On 17 June 2011 the Antitrust Division of the U.S. Department of Justice (the Division) updated its policy guide to merger remedies.1 The new policy guide, which replaces the Division's 2004 guidance, is intended to serve as a tool for Division staff, merging parties, and the bar seeking greater transparency into the Division's current approach to merger remedies. Notably, the updated policy guide better reflects the Division's recent willingness to craft innovative and comprehensive remedies, including conduct remedies in vertical transactions and other appropriate cases. Until recent years, the Division had shied away from conduct remedies to avoid the perceived difficulties of enforcement and the costs of excessive government entanglement in the marketplace, but that was in the past because there was little vertical merger enforcement during the Bush Administration.

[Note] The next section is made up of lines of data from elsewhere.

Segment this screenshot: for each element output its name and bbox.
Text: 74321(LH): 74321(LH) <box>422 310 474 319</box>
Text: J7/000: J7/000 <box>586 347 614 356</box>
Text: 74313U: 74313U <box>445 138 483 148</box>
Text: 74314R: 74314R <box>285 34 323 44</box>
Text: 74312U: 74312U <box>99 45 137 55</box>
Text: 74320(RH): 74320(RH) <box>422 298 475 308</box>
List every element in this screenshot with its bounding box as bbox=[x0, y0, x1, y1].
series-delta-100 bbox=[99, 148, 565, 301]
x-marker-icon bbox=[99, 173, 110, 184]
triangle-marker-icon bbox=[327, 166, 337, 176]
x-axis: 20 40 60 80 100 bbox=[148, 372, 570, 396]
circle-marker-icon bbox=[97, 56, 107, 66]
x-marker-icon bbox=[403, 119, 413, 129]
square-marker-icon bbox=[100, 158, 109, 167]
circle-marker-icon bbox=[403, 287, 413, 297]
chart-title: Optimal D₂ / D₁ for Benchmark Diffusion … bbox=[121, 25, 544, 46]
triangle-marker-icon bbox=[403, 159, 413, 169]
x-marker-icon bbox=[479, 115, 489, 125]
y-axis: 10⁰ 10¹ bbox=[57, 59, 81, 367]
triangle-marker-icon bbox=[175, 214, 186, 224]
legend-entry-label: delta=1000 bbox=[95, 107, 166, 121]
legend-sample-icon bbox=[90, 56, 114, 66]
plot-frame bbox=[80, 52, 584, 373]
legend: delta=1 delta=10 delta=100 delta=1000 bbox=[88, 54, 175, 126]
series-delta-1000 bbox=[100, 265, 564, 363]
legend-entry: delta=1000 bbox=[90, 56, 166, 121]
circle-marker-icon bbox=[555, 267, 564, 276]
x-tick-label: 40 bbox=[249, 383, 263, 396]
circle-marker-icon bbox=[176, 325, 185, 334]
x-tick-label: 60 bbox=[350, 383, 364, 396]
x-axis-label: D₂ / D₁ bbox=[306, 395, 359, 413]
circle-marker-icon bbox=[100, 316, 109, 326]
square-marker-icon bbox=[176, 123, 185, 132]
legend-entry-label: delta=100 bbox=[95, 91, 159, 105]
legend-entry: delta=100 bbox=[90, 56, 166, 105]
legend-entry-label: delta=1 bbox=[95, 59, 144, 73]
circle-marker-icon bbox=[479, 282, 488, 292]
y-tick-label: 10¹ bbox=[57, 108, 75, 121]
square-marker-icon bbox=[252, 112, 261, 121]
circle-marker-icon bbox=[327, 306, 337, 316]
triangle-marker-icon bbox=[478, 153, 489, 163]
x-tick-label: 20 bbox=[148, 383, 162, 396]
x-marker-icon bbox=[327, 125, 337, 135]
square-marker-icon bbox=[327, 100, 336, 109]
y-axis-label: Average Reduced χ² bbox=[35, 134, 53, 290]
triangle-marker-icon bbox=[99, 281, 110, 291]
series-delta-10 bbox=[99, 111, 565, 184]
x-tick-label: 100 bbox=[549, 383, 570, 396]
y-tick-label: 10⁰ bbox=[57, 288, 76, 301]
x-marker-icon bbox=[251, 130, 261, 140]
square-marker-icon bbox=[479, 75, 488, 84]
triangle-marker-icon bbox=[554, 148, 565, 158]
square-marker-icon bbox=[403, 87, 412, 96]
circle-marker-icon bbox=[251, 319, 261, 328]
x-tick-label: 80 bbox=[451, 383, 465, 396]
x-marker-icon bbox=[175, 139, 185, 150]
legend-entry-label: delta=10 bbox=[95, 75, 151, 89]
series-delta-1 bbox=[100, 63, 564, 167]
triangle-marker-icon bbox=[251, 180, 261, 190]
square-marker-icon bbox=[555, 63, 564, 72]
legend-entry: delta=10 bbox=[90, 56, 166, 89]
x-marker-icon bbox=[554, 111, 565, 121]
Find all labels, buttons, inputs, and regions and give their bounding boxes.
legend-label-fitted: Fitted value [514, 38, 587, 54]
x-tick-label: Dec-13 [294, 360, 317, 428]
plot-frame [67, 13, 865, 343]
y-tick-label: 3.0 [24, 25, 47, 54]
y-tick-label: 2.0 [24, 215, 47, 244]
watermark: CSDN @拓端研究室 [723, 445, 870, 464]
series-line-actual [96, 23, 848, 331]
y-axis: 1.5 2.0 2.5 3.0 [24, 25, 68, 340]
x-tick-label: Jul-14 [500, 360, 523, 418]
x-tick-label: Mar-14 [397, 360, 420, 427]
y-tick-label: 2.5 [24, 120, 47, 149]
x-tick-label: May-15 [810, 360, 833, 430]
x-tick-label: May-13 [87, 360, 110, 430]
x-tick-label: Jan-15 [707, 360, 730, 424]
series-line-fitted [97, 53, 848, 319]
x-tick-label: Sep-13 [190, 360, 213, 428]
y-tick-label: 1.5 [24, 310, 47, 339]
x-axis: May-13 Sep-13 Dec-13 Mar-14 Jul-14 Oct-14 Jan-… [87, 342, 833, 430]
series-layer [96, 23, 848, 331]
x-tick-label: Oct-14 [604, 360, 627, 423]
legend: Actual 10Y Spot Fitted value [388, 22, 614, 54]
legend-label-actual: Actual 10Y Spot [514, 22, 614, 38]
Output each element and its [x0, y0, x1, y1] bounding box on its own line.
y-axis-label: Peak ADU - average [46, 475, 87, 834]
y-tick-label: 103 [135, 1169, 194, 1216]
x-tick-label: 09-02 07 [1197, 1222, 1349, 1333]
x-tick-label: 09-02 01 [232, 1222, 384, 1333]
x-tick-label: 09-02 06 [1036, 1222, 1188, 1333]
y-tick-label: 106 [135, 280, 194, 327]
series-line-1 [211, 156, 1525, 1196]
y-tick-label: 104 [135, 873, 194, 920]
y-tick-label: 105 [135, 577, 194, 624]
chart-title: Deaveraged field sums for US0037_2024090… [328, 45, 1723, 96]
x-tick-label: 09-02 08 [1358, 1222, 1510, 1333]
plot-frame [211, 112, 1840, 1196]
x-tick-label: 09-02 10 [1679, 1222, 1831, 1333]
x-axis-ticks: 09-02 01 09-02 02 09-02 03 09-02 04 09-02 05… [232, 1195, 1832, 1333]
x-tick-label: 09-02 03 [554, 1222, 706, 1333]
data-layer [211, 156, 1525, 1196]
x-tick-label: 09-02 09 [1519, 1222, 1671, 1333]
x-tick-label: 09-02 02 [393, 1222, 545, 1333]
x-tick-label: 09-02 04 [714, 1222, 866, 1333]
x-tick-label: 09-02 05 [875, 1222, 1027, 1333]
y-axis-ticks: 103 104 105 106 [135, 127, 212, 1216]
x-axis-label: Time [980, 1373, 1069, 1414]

The press release accompanying the new policy guide notes that the goal of any merger remedy is to provide an effective remedy to eliminate the anticompetitive effects of a proposed transaction. However, the Division has now formalized its intention to seek a wide variety of conduct remedies in vertical transactions in order to prevent post-merger behavior that might harm consumers. Divestiture is still the preferred remedy for mergers that involve horizontal issues, although the new policy guide notes that even in horizontal matters, a mixture of structural and conduct remedies may be considered. To rebut the common criticism that conduct remedies are easily evaded because the provisions are often vague or subject to multiple interpretations, the new policy guide stresses that clear and careful drafting will be especially important in creating effective conduct relief. 

Since Christine Varney became Assistant Attorney General for Antitrust in April 2009, the Division has imposed a variety of conduct remedies in several important mergers. While vertical merger challenges and behavioral relief was exceedingly rare in the prior administration, the current Division has not hesitated to employ any form of relief to address competition concerns, even in some of its most high profile cases. For instance, conduct remedies are included in the consent decrees entered into by the Division in Live Nation Inc.'s acquisition of Ticketmaster Entertainment Inc., Google Inc.'s acquisition of ITA Software Inc., Comcast Corp.'s joint venture with NBC Universal Inc., and GrafTech International Ltd.'s acquisition of Seadrift Coke LP, each of which included vertical issues.

A "panoply" of potential conduct remedies to effectively preserve competition

The Division's new policy guide outlines a "panoply" of remedies available to address the unique competition concerns raised in vertical mergers. The most common conduct remedies include:

  • Firewalls are designed to prevent problematic information sharing within a firm, and may require separating the sensitive information and monitoring to ensure compliance with the policy.
  • Non-discrimination provisions prohibit an upstream firm from denying equal access, efforts, and terms to its downstream competitors. The Division may insist on including an arbitration provision, so controversies can be resolved without the Division's involvement.
  • Mandatory licensing prevents the merged firm from withholding a key input necessary to preserve competition. The remedy may require parties to license certain technology on fair and reasonable terms. Mandatory arbitration clauses may be required to enforce licensing agreements.
  • Transparency provisions seek to deter anticompetitive behavior and enable better monitoring by requiring the merged entity to regularly provide the Division with information, such as prices.
  • Anti-retaliation provisions prevent the merged entity from discriminating against customers for actions the merged entity does not like, e.g., contracting with its competitor or providing information to the Division.
  • Prohibitions on certain contracting practices prevent the merged entity from entering into restrictive contracts if it controls a vital input.

Other conduct remedies include requiring notice of non-reportable mergers, supply contracts, restriction on reacquisition of scarce personnel assets, and arbitration provisions. In addition, many cases will require some combination of structural and behavioral relief.2    

Compliance enforcement placed in the Office of the General Counsel

According to the new policy guide, no remedy is effective unless it can be enforced. To help ensure that parties comply with all remedies as they are designed, the Division has placed evaluation and oversight responsibility in the newly created General Counsel's Office, directed by J. Robert Kramer II, the Division's former Director of Operations. 

By concentrating enforcement in the General Counsel's Office, the Division hopes to ensure that remedies are strictly enforced. It also hopes to develop and disseminate remedy best practices and conduct ex post reviews of remedy effectiveness. And, consent decrees must include provisions that allow the Division to monitor compliance. For example, they may require that the parties agree to provide reports or allow the Division to inspect documents or interview employees.

If the parties violate a consent decree, they may be held in civil and/or criminal contempt. Civil contempt is meant to compel compliance with the court's order. Criminal contempt is meant to punish those that willfully violate a clear and definite order. Criminal penalties include fines, imprisonment, or both.